- A hacker took advantage of a legacy contract for Polygon royalties and drained $261,200 as a result of the vulnerability in the reward calculation.
- The security experts attributed the problem to flawed reward calculations leading to inflated ownership balances and exaggerated rewards.
A hacker used a legacy royalties contract on the Polygon platform and made away with about $261,200 worth of cryptocurrency in recent times. The security firm TenArmorAlert identified the unusual transaction on June 23 and tracked down the exploit transaction.

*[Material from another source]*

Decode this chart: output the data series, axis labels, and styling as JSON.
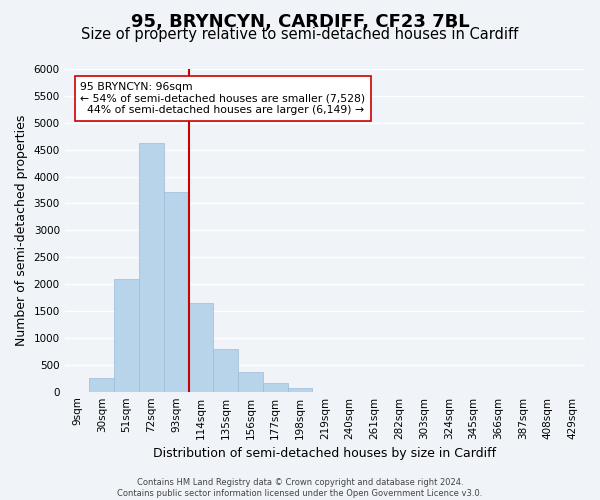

The blockchain shows that the hacker carried out the attack using the Polygon block 89,018,051 transaction. According to TenArmorAlert, the hacker managed to withdraw roughly $263,800 despite the relatively low initial amount of money. The attack was on the legacy royalties program and not the fundamental structure of the Polygon blockchain.
🚨TenArmor Security Alert🚨
Our system has detected a suspicious attack involving an old contract #Royalties on #Polygon, resulting in an approximately loss of $261.2K.
Attack transaction: https://t.co/C2TTD661uK
With TenArmor’s TenMonitor, you get early detection and… pic.twitter.com/nlh0fhBan4
— TenArmorAlert (@TenArmorAlert) June 24, 2026
Miscalculation in Reward Calculation Allowed for Overdraws
According to TenArmorAlert, the attack was possible due to issues in the reward calculation mechanism and reward accounting. Security company CertiK found out about an issue with the Royal1155LD.beforeLdaTransfer() function in the exploited contract.
#CertiKInsight 🚨
We have seen a $263K exploit on the Royalties contract at 0xfE16Ee78828672e86cf8E42d8A5119AB79877EC7 on Polygon.
Through 100 zero-value transfers, the attacker exploited flawed settlement logic to stack reward records and claim 100X reward.
Stay Vigilant! pic.twitter.com/Jjt2yNwZUc
— CertiK Alert (@CertiKAlert) June 24, 2026
Researchers state that the attacker made several zero-value transactions, manipulating reward calculation and ownership numbers. This vulnerability allowed the attacker to make the token balance higher under certain conditions.
The Defimon Alerts also provided other research by DecurityHQ. In this case, experts concluded that royalty miscalculations led to the exploit. This way, false ownership numbers were allowing for excessive reward claiming. In addition, the attacker used a flash loan to exploit this contract. After repaying the borrowed amount, the attacker got the rest of the money as a profit.
🚨 @join_royal – Loss $261K (2026-06-23)
Token: $USDC
Network: PolygonType: Logic Error (pro-rata royalty accounting)
Royal’s Royalties contract pays out claims as deposit × (LDA tier balance / tier supply). The attacker flash-loaned $USDC, acquired an outsized tier-42 LDA…
— Defimon Alerts (@DefimonAlerts) June 24, 2026
Still Vulnerable to Security Threats
The latest attack has come in light of other similar attacks on older versions of decentralized finance projects as well as dormant smart contract deployments. Attackers have recently carried out an exploitation of some old contracts of Huma Finance and have stolen roughly $101,400.
Researchers have been cautioning developers regarding the possible dangers of having old versions of smart contracts with available finances. The team should audit, update, deactivate, or completely remove the old deployment in order to mitigate the danger of any potential attacks. Polygon developers have confirmed that attackers have not been able to threaten the security of the main blockchain network.